I think all of us struggle with this. We want to share and connect and feel as though we’re part of a community, yet we’re drowning in it. I literally cannot process that amount of information anymore. I’d meant to take a short break from Facebook, but now I dread the thought of going back so much I honestly don’t think I can.
The bright side, again, is that I’m much more likely to finish a book within a week of starting it, and I’ve read some fabulous books this year! In May, my son and I were at Barnes & Noble buying a birthday present for his sister and I noticed a display of discounted hardcover copies of Robert Galbraith’s (J. K. Rowling’s) The Cuckoo’s Calling. I’d always wanted to read the crime fiction series but hadn’t gotten around to checking it out. And although I didn’t have the extra money, I did remember later to look up the book on my Overdrive account (I love that program).
Soon the novel was on my Kindle, and I was completely hooked. I tore through The Cuckoo’s Calling in days, once staying up until three in the morning. When I finished it I immediately downloaded the second book in the series, The Silkworm, and then the third, Career of Evil. All three are fantastic, with intriguing mysteries, irresistible characters, and top-notch writing.

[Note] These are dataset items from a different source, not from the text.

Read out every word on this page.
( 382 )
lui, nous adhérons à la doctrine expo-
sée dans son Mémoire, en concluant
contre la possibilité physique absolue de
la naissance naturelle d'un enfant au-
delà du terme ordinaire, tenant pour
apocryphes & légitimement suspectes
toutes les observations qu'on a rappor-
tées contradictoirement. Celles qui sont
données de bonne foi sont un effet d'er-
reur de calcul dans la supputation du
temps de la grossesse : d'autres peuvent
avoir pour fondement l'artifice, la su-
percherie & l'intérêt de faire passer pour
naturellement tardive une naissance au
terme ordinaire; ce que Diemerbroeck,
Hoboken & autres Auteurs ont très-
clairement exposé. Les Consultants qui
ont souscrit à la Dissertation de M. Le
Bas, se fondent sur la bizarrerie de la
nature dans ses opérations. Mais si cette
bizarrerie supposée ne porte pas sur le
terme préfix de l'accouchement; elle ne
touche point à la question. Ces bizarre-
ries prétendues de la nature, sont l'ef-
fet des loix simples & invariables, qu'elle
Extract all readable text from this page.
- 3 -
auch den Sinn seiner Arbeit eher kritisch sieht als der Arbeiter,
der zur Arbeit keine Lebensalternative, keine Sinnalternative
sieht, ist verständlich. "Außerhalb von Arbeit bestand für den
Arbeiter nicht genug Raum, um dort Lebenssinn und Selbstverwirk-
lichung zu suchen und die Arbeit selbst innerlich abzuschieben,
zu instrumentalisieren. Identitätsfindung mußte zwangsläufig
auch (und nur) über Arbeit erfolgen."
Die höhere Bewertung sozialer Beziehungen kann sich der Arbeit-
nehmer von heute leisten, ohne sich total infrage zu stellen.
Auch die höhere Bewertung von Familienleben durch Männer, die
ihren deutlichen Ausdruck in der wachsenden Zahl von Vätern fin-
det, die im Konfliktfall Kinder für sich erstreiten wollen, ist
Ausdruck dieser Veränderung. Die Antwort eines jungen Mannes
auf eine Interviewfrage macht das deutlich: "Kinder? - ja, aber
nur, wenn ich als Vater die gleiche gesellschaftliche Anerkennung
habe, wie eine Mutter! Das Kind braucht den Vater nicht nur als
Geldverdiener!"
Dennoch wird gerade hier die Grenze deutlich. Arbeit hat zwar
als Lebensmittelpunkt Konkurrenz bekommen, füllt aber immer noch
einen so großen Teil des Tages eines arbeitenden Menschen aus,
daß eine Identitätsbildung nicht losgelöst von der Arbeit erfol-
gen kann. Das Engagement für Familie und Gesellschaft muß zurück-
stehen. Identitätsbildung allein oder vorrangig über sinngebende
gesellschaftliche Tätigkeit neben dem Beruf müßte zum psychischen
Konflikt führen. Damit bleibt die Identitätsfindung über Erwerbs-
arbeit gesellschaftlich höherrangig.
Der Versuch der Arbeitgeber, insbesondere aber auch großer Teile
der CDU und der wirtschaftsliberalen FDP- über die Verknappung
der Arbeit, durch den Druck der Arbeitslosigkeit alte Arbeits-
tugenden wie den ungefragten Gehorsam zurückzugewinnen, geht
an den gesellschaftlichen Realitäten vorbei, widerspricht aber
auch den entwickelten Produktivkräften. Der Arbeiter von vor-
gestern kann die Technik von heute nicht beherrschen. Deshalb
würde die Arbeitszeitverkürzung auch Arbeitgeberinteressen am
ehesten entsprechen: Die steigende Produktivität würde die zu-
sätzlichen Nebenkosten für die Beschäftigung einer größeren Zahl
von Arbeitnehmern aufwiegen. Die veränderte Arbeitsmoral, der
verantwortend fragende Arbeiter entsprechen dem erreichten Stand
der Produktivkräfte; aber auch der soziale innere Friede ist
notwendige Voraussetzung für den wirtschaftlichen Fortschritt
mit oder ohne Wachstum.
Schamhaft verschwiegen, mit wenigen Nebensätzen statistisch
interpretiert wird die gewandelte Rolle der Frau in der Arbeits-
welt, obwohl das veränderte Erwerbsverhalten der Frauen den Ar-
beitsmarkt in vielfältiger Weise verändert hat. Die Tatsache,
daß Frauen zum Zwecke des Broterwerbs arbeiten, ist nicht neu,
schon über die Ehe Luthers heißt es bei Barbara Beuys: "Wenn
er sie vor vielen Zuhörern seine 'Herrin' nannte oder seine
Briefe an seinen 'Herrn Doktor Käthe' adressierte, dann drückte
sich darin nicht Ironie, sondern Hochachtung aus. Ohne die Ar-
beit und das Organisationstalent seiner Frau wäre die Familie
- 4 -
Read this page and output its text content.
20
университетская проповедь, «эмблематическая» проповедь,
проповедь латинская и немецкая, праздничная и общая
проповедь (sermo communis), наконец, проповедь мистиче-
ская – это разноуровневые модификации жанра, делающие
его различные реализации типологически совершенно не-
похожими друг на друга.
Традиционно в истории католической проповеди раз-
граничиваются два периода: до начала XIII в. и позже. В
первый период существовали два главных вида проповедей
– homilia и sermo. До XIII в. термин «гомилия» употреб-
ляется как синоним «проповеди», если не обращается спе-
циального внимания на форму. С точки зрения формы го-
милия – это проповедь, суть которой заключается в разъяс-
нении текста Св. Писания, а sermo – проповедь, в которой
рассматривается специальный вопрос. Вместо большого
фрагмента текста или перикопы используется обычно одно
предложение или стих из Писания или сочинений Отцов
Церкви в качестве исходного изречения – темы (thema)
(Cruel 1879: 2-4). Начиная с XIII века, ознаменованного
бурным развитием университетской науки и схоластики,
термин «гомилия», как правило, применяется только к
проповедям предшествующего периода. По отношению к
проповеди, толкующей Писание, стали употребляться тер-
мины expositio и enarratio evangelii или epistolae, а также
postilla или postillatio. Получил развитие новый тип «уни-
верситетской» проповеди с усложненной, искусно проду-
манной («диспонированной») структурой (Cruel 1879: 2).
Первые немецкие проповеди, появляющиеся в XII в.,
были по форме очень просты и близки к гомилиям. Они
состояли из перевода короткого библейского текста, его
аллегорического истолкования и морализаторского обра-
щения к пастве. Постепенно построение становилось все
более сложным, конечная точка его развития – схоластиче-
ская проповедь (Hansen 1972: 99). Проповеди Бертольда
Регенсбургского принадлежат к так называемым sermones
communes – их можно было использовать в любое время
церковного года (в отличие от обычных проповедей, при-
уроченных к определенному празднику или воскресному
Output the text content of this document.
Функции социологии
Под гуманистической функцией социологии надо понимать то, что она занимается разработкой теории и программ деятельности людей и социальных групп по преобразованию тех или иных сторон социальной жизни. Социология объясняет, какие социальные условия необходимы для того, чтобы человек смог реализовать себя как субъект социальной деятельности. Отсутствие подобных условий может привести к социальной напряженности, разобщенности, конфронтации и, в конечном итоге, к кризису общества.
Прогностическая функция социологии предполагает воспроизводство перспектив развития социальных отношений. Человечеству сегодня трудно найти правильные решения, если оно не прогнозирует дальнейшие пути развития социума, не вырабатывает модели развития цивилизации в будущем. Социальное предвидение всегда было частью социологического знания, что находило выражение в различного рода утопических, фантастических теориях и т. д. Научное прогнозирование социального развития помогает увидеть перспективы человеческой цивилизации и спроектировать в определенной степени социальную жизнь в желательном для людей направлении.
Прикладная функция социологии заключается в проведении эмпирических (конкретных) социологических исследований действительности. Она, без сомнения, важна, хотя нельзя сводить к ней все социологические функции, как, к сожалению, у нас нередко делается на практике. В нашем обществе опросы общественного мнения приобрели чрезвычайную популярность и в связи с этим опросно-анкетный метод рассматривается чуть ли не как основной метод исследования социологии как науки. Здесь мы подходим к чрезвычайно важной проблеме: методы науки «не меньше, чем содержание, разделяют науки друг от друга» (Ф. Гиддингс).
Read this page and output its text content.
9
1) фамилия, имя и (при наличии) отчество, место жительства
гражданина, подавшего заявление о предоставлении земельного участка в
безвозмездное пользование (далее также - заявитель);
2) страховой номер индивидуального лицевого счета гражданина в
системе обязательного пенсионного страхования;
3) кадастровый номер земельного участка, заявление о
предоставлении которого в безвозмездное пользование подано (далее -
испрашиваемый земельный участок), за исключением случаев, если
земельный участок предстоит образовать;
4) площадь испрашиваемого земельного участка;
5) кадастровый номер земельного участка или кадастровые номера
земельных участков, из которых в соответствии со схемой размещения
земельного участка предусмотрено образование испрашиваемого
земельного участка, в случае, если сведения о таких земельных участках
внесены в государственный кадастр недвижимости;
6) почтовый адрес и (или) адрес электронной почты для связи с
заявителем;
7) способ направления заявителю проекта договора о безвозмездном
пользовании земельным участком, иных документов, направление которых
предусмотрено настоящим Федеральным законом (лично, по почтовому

Some of the books I’ve read this year were underwhelming, especially because there was so much hype surrounding them. I expected to be impressed with The Boy in the Striped Pajamas and Miss Peregrine’s Home for Peculiar Children but both left me cold (that said, I can’t wait to see Tim Burton’s film version of the latter).
Then there were the books that started out amazing but either fizzled out halfway through (Neverwhere) or disappointed with the ending (The Girl on the Train).
My favorite novel so far is a debut by Carol Rifka Brunt called Tell the Wolves I’m Home. It’s a beautifully written story about a young girl coming to terms with the death of her beloved uncle, who succumbed to AIDS. The novel takes place in the ’80s, and both her uncle’s sexuality and the manner of his death are forbidden subjects. June has no one to share her grief with, until the one other person who loved her uncle as much as she did reaches out to her. This book is so lovely; I highlighted countless passages as I read. Here is one of them:
Then, into the silence, over the top of everything, came a long, sad howl. For a second it felt like the sound had come from inside me. Like the world had taken everything I was feeling and turned it into sound.
As for my own writing, I’m querying for my second book, What Was Never There, editing my middle grade novel, and of course writing essays on the endlessly fascinating topic of motherhood. This one, which explores the language we use to describe blended families, was published a few weeks ago in a new magazine called Motherwell.
Let me know what you’re reading, what you’re writing, or just how your summer’s going!